I seem to be reading books because I "have to" this month. Alias Grace, The Strain and now Delirium. I'm happy to say none of these books have disappointed me. I heard that the Delirium pilot was going to be made available online for all the fans to watch. I have watched tweet after tweet, comment after comment, loving this pilot that wasn't picked up. Well, I better read this book and watch this pilot, because for whatever reason* I have to know what's going on.

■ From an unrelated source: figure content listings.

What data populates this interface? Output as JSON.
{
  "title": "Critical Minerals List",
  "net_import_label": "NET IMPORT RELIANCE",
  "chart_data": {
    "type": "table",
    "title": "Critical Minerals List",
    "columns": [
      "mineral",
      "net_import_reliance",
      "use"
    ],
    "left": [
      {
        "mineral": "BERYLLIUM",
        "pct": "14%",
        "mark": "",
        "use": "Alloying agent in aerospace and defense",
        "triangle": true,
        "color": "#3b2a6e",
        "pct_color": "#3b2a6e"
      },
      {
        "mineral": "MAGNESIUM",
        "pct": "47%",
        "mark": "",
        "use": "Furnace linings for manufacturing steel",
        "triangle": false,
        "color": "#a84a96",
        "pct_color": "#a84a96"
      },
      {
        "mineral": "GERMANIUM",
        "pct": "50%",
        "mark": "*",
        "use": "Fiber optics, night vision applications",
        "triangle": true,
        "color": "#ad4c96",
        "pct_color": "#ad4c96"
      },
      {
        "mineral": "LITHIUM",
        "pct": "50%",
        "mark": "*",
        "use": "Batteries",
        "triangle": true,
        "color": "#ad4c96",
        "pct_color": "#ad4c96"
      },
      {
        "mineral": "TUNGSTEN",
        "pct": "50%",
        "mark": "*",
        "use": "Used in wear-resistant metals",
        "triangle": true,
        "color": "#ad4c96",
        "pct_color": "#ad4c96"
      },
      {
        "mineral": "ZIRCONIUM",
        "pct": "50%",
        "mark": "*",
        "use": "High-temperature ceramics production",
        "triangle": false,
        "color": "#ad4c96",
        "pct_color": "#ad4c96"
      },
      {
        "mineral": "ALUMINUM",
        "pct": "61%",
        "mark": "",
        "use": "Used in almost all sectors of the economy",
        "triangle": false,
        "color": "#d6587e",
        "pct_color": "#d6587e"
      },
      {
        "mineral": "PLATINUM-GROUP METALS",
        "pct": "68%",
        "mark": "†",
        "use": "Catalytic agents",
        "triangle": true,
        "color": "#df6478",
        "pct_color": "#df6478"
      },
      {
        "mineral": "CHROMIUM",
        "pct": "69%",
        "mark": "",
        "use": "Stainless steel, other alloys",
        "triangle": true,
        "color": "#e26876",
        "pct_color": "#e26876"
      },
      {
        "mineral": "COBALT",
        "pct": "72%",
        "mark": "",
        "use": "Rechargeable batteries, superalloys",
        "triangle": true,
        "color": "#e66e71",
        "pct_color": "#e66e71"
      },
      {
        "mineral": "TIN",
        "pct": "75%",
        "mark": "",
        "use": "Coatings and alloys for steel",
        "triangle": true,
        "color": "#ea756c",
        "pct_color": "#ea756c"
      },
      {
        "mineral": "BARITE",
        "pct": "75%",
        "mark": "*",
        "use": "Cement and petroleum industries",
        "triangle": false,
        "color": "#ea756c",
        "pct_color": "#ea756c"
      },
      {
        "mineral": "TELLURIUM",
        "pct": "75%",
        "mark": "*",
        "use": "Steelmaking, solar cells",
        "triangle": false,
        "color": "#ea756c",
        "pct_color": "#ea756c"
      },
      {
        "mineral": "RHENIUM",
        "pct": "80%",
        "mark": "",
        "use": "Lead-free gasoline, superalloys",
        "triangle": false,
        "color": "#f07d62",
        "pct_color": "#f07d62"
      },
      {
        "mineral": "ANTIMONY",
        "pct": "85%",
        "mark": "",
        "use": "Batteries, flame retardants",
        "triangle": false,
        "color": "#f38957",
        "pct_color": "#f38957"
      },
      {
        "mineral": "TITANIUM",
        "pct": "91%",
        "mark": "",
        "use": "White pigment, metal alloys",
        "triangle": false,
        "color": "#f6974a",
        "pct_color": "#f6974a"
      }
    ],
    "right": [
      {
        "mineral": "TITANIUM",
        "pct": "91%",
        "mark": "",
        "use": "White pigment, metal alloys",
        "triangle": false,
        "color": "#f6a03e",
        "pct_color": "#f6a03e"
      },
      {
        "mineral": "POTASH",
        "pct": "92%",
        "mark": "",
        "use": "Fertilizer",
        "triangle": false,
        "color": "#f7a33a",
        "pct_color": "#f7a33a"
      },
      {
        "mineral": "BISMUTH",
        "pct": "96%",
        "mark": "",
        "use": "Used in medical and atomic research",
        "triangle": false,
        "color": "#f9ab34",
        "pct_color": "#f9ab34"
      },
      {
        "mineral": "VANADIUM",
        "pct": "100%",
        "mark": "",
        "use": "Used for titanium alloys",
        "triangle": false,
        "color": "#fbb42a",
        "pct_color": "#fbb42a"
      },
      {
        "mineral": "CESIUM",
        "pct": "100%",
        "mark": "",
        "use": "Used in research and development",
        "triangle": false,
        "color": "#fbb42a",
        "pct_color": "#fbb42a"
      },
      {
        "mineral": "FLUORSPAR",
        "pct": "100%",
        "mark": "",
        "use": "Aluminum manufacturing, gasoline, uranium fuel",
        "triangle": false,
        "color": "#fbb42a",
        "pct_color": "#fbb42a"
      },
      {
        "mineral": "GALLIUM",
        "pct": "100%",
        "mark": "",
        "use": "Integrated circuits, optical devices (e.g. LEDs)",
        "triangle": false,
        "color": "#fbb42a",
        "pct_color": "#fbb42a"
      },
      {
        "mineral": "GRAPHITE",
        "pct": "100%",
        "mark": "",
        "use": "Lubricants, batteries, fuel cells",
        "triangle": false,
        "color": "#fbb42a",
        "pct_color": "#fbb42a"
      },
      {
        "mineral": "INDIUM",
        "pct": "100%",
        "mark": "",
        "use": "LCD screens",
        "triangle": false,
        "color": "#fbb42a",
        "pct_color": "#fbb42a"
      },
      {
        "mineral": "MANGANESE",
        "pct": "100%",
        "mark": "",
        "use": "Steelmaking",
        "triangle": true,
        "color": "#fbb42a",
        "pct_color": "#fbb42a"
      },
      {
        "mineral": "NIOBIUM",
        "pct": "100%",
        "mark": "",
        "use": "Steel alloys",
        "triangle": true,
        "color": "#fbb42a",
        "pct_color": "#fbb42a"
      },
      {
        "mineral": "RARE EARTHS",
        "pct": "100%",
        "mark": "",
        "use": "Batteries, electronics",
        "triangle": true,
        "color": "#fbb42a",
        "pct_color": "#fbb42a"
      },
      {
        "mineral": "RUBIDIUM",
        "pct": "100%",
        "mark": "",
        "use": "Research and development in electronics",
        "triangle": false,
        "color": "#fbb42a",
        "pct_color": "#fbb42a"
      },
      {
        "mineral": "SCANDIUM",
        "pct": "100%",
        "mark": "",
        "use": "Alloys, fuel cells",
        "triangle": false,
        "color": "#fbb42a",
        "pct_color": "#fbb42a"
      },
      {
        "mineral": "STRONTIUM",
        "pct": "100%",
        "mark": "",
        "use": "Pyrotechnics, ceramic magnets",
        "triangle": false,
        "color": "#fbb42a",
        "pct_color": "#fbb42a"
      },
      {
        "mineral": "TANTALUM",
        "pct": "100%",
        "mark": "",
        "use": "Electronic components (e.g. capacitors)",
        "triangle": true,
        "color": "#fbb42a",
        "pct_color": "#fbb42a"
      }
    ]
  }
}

Delirium was fantastic. Lauren Oliver creates a world where love is a disease. Romantic love is the focus of the disease, but by taking that love away, they also take the love a parent feels for a child. Reading the descriptions of parents ignoring the pained screams of their children when they hurt themselves (even just minor booboos) really resonated with me. What disturbed me more were the cases of parents who couldn't bond with their child at all. I know that Delirium has the teen-romance-dystopian thing going on, and it was great, well-written and believable, but that people could choose not to love their children bothered me.
I thought Delirium had a fascinating premise, which is what drew me to it. The characters, Lena, Alex, Hana, Carol, Grace, they kept me reading. What I want to know more of is, how did this happen? How did Romeo and Juliet become a cautionary tale of the love disease? I'm hoping to find out more in the second book, Pandemonium. I've noticed this with some YA dystopian series. The first book hooks you with a crazy story, the second and/or third books gives you the why, the explanation. I wouldn't have minded a little hint in the first book though. I would have also liked for Delirium to be a little more enclosed. It doesn't exist on it's own as a novel as much as other first books have. The ending was exciting, but there was too much left unwritten. I'm still prepared to soak up every bit of the series.
*Honestly, I don't usually read because of hype, but something about Delirium's buzz (and The Strain's), I couldn't resist.